Desde el inicial empleo y comercio con escarabeos egipcios, tallados en sus conocidos centros de producción (Naucratis o Menfis), poco a poco fueron aparentemente despojados de su ancestral vinculación divina egipcia, manteniendo solo su connotación mágica, y acabaron por ser de producción propia (Tharros), y aparecer en zonas más alejadas, como es el caso del bol con motivos egipcios, escarabajo central y esfinges aladas (s. VIII a.C.) hallado en el asirio Palacio de Ashurnasirpal II, en Nimrud, Norte de Irak, probablemente llevado allí como botín de guerra, u otros hallados en la ciudad cananea de Dor, de marcada influencia egipcia, siendo entomológico ejemplo de la influencia y expansión de creencias egipcias por el orbe mediterráneo (fenicios, cretenses, griegos, etruscos, romanos, etc.) y aún más allá (Persia), y en Iberia son frecuentes en el interior de urnas funerarias, como los hallados en la necrópolis de Ibiza o en el Cortijo de las Sombras (s. VII-VI a.C.) en Frigiliana, Málaga por citar algún ejemplo ibérico, y acabará siendo el elemento determinante, no solo de las tumbas fenicias, sino de las tumbas mediterráneas hasta el periodo romano.

Tras la caída de Fenicia en manos macedonias, un último reducto de esta milenaria tradición y culto al escarabajo se mantuvo en cierta forma vigente entre los griegos, existen bellos anillos tallados en oro en el Louvre (s. VII a.C.) procedentes de Chiusi que lo atestiguan, pero fue a través de Cartago, donde permaneció en auge, y han sido abundantemente hallados en enterramientos, y de ellos su culto pasó y permaneció en Cerdeña, escarabeos egipcios y púnicos han sido hallados en esta isla en yacimientos más recientes (500-300 a.C.) en Nora, Bithia o Sulci, donde se producían casi industrialmente, y desde Etruria eran transportados a Roma.
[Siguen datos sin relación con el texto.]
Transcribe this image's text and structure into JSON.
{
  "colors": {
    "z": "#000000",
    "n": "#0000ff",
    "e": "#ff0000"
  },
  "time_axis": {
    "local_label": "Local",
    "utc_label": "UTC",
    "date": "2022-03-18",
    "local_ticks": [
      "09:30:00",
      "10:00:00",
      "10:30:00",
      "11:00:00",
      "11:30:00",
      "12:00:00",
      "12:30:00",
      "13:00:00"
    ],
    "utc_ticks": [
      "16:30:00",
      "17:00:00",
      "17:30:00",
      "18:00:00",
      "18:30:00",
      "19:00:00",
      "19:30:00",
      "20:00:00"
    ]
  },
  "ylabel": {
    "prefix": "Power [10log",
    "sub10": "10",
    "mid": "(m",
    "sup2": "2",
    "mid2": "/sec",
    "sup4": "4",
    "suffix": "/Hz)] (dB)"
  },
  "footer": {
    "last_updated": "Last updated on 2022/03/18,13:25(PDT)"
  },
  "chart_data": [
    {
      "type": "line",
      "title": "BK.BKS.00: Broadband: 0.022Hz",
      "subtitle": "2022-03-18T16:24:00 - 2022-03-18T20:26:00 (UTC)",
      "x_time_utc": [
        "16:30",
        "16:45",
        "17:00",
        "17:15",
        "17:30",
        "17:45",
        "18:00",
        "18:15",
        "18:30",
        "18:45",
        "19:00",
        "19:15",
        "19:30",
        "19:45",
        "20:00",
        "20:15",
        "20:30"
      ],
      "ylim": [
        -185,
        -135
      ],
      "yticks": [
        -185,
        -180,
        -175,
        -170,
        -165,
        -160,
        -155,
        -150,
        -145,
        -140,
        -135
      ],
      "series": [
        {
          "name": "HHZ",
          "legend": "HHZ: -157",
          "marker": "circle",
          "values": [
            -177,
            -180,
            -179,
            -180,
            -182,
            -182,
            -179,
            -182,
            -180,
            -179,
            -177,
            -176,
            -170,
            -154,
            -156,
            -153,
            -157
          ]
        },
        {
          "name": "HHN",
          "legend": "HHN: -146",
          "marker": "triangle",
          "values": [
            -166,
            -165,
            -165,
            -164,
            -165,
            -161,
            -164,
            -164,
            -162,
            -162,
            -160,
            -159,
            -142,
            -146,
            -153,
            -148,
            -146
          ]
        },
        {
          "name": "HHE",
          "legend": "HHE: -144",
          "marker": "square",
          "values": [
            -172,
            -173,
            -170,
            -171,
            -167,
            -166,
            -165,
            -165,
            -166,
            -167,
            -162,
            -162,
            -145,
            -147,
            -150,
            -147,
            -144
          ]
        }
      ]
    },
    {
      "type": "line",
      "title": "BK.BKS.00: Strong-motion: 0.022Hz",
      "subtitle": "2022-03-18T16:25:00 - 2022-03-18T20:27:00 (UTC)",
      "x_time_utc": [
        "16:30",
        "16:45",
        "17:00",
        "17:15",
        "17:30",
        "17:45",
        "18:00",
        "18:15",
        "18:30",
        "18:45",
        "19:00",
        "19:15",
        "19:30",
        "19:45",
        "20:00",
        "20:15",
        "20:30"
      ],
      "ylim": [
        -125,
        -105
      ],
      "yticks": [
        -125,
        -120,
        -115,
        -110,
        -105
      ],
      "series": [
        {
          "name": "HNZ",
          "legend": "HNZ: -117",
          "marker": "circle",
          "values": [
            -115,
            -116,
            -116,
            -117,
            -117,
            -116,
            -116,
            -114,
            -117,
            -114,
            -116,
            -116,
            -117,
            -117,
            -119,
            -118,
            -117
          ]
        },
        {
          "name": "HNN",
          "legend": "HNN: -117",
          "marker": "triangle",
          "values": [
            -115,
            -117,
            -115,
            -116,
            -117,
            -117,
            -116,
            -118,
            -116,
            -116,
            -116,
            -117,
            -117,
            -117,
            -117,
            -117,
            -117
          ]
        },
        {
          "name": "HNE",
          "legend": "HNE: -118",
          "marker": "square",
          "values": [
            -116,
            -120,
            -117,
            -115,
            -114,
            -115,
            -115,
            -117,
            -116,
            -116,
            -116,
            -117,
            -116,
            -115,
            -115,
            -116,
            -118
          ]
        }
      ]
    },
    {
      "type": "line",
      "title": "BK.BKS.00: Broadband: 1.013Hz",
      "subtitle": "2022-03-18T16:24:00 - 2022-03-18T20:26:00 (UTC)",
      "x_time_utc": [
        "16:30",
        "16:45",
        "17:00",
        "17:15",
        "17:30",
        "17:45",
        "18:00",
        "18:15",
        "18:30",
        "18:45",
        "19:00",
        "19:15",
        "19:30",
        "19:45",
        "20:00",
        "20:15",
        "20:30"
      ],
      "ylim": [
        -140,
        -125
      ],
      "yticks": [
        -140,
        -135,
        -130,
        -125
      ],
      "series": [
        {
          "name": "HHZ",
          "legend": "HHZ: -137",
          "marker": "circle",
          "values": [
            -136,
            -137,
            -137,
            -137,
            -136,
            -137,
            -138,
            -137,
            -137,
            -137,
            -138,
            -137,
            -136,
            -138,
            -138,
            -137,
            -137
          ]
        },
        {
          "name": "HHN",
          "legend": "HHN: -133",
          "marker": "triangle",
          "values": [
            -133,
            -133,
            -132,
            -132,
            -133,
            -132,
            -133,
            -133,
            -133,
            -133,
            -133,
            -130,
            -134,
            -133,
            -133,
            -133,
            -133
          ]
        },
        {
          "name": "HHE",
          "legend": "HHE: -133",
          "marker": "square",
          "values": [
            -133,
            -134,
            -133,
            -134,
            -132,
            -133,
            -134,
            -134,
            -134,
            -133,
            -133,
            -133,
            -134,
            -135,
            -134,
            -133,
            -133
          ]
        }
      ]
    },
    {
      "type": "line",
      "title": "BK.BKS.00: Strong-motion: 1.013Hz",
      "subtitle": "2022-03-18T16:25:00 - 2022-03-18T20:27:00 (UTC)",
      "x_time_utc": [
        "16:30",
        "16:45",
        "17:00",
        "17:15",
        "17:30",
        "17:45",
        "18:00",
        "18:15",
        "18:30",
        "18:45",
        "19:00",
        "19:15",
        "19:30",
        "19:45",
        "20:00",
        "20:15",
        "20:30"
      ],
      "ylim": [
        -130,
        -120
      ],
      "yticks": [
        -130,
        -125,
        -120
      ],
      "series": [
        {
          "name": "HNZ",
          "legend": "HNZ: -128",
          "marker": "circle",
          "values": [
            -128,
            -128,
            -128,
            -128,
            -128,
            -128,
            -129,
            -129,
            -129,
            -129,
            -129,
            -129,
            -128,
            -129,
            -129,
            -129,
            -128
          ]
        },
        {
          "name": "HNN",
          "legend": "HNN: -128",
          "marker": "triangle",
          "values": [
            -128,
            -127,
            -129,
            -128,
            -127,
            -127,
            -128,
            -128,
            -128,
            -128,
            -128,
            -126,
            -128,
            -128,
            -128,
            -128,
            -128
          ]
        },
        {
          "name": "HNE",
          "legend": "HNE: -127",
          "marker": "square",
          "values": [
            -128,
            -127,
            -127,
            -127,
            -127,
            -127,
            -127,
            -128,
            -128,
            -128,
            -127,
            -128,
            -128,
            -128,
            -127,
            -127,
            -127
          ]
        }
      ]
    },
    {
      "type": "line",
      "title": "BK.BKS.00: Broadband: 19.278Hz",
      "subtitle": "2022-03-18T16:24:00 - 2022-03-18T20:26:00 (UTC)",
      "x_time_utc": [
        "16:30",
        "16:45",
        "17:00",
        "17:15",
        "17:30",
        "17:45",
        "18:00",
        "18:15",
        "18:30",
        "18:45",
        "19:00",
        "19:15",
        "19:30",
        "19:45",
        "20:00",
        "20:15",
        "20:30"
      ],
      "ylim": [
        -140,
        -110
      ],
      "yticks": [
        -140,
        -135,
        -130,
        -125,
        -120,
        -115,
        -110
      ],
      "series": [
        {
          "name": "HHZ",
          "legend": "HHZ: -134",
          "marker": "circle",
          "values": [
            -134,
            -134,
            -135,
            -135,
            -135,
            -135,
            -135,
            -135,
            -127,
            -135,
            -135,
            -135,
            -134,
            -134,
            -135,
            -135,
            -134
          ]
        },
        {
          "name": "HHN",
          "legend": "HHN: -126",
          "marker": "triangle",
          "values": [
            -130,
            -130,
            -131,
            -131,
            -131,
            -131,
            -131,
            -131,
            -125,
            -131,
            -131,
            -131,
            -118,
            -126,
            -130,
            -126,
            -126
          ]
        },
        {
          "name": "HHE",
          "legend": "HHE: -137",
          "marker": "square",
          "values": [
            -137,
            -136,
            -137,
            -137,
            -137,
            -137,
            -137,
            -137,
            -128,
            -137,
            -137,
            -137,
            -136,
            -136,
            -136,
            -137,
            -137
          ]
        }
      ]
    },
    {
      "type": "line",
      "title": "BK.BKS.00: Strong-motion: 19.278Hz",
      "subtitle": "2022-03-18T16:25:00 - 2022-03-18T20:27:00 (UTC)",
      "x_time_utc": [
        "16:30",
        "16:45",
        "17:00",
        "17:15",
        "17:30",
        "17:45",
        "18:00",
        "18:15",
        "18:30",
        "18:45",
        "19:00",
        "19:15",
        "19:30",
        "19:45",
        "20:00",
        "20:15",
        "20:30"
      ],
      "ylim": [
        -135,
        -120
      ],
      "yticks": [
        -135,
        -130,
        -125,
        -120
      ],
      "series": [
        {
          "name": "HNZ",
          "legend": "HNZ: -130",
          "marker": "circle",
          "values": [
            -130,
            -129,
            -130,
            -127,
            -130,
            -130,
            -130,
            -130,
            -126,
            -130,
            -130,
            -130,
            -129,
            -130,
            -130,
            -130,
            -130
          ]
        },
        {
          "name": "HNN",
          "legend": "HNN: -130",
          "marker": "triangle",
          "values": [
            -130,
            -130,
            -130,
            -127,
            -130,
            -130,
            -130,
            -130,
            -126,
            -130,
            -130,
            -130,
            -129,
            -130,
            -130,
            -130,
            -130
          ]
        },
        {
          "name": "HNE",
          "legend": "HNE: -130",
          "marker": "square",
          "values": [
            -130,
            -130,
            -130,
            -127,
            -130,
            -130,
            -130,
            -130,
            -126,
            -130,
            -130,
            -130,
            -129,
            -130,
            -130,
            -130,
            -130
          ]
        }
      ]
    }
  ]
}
El culto al escarabajo no acabó con los Minoicos ni con la anexión Greco-Romana de Egipto, sino que se mantuvo durante el Periodo Ptolomeico, influido por los Coptos que mantuvieron esta influencia egipcia y la trasmitieron a griegos y romanos, aunque fueron los Fenicios, especialmente en su periodo Púnico-Cartaginés, quienes retomaron estas tradiciones, y concluída la hegemonía miceno-cretense del Mediterráneo Oriental, las expandieron a través de su comercio de tejidos, joyas, vidrio, pasta vidriada, cerámica o perfumes por el norte de África y sur-oeste europeo, siendo sus fábricas de una enorme calidad y su imagen extremadamente frecuente tanto en sellos como en orfebrería lo cual demuestra su veneración y su culto, o su asociación con la buena suerte o la virilidad, elementos que se extenderán y mantendrán por Creta, Persia, Macedonia, Cartago y Roma, donde se acostumbraba a llevarlos colgados como amuletos, así como en los enterramientos. También se mantuvieron como símbolo de la virilidad entre los soldados y como elementos de adorno y con la caída de Roma su culto prácticamente se perdió para siempre.

Fuente: LAS CREENCIAS Y EL ARTE DE LOS FENICIOS por Víctor J. Monserrat. Boletín de la Sociedad Entomológica Aragonesa (S.E.A.), nº 52 (30/6/2013): 347–371.